Ainsi l’impôt sur les sociétés devrait être modulé en fonction de la part des bénéfices réinvestie dans la modernisation des entreprises, la formation, les salaires, l’emploi. La taxe professionnelle elle-même devrait être un impôt favorisant l’efficacité du capital en introduisant dans son calcul les capitaux financiers des entreprises, des banques, des assurances. Un léger prélèvement de 0,5 % sur ces capitaux rapporterait 18 milliards d’euros, soit près du triple de l’actuel budget du logement.

Et que l’on ne nous dise pas que cela mettrait l’économie à sac ! Qui sait que les seules entreprises non financières ont disposé en 2005 de 567 milliards d’euros de ressources nouvelles ? Seulement 170 milliards d’euros, soit le tiers, ont servi aux investissements productifs. Le reste a été gâché dans la spéculation.

La refonte globale de la fiscalité proposée par Marie-George Buffet est donc cohérente. Elle est économiquement et socialement efficace : suppression progressive de la TVA sur les produits de première nécessité, progressivité de l’impôt sur le revenu par un plus grand nombre de tranches, multiplication par trois du taux de l’ISF pour les plus hauts revenus, limitation de la fiscalité locale tout en donnant de véritables moyens aux collectivités, prise en compte des revenus réels des ménages dans le calcul de la taxe d’habitation, action pour une harmonisation fiscale en Europe et dans le monde afin de lutter contre les paradis fiscaux et la spéculation financière internationale.

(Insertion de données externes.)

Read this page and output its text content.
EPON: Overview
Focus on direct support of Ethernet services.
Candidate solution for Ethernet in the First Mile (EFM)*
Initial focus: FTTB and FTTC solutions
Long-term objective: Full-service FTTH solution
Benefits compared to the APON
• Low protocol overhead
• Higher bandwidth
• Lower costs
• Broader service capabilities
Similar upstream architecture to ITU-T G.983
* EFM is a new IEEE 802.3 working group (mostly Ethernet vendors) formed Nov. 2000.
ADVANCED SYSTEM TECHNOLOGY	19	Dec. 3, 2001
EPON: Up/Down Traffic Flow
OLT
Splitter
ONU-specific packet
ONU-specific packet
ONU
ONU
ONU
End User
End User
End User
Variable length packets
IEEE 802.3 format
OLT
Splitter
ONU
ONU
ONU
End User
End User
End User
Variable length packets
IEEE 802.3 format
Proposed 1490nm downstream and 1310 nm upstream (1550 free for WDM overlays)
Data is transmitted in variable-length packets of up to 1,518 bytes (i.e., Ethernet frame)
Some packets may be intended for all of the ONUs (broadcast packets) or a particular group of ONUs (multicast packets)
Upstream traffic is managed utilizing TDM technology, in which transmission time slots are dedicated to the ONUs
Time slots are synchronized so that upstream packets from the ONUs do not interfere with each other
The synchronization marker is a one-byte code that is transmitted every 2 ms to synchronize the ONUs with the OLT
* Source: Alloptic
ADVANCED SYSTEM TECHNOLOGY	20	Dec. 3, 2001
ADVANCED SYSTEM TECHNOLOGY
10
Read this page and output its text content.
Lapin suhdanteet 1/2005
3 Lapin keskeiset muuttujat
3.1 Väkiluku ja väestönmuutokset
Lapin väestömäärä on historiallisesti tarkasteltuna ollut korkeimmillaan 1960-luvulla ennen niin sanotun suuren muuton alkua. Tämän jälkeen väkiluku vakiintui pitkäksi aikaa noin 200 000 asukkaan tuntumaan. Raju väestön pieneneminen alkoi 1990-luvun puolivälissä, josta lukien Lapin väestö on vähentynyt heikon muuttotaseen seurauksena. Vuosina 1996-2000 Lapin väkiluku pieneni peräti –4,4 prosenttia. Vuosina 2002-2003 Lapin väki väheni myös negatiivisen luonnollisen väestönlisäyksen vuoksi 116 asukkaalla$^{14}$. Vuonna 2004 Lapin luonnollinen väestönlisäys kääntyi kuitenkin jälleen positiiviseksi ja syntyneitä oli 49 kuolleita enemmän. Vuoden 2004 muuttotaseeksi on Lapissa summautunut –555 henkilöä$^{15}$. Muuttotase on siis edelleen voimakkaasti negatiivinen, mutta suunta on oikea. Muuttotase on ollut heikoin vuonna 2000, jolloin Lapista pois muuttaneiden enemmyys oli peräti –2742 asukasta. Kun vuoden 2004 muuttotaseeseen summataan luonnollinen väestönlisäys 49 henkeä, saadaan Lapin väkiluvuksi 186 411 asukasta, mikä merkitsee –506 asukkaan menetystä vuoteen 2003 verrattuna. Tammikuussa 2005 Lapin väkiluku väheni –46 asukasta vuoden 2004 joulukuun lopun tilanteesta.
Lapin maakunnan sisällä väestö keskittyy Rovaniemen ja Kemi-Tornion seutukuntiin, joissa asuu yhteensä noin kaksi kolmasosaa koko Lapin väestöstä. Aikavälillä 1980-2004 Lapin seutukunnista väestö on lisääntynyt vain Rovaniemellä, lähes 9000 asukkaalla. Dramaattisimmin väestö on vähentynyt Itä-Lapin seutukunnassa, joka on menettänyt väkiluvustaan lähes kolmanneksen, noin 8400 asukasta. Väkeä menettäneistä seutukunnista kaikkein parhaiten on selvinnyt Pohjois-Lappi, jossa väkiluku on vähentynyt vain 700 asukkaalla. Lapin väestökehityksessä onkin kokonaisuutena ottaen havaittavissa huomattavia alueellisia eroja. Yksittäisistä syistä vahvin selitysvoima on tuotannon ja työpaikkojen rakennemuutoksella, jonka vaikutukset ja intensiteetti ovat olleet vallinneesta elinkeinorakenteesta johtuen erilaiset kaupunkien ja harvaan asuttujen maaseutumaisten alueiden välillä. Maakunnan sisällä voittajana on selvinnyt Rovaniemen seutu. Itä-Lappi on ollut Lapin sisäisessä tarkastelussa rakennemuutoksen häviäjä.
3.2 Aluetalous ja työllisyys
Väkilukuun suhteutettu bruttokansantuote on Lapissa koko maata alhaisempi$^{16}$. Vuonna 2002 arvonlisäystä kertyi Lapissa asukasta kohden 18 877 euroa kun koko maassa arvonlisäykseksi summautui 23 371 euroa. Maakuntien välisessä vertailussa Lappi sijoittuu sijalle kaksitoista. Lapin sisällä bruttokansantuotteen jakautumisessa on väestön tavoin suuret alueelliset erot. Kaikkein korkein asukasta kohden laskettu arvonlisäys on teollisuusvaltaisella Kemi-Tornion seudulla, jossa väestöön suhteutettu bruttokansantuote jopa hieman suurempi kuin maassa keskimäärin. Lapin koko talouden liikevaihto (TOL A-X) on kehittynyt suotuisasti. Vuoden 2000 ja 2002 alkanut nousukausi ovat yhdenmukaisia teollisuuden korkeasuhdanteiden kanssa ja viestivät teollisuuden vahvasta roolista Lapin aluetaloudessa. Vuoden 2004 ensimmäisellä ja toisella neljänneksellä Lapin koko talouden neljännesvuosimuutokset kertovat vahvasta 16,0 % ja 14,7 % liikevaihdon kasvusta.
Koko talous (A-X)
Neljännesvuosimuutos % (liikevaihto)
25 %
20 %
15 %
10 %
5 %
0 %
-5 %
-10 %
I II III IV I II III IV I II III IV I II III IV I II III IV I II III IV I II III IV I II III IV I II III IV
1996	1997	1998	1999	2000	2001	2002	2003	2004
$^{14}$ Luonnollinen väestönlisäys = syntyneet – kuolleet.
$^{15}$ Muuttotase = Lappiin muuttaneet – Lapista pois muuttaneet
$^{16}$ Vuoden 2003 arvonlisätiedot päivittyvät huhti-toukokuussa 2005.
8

Ajoutons qu’à côté d’une nouvelle politique fiscale doit être créée une nouvelle politique du crédit bancaire à très bas taux d’intérêt pour favoriser un développement productif durable, la sécurisation de l’emploi et de la formation, l’amélioration des conditions de travail. C’est un levier pour mettre en place un fonds national régionalisable pour l’emploi et la formation. Celui-ci commencerait par réorienter vers le travail les 23 milliards d’euros annuels d’exonération de cotisations sociales patronales.

Cela nécessiterait un outil public fort et efficace pour réorienter les choix politiques et économiques. C’est le sens de la proposition d’installer un grand pôle public bancaire autour de la Caisse des dépôts et consignations, complété par des obligations publiques et sociales pour l’ensemble des banques.

M.Sarkozy invoque la République et ses valeurs pour mieux les dissoudre dans l’ultracapitalisme.
Marie-George Buffet prend des engagements pour revivifier les valeurs de la République.
Elle démontre que d’autres choix sont réalisables.
Ceux-ci visent à sortir le pays de la crise, et les gens des difficultés qui les assaillent. Elle est fidèle à l’article 13 de la Déclaration des droits de l’homme et du citoyen de 1789 qui édicte : « Pour l’entretien de la force publique et pour les dépenses d’administration, une contribution commune est indispensable ; elle doit être également répartie entre les citoyens en raison
de leurs facultés. »

Deux choix s’offrent donc aux électrices et aux électeurs : soit l’aggravation des inégalités et une France qui va dans le mur avec Nicolas Sarkozy.
Soit, grâce aux réformes de structures réalisables que propose Marie-George Buffet, une France de droits pour toutes et tous, une France de la solidarité et de l’égalité.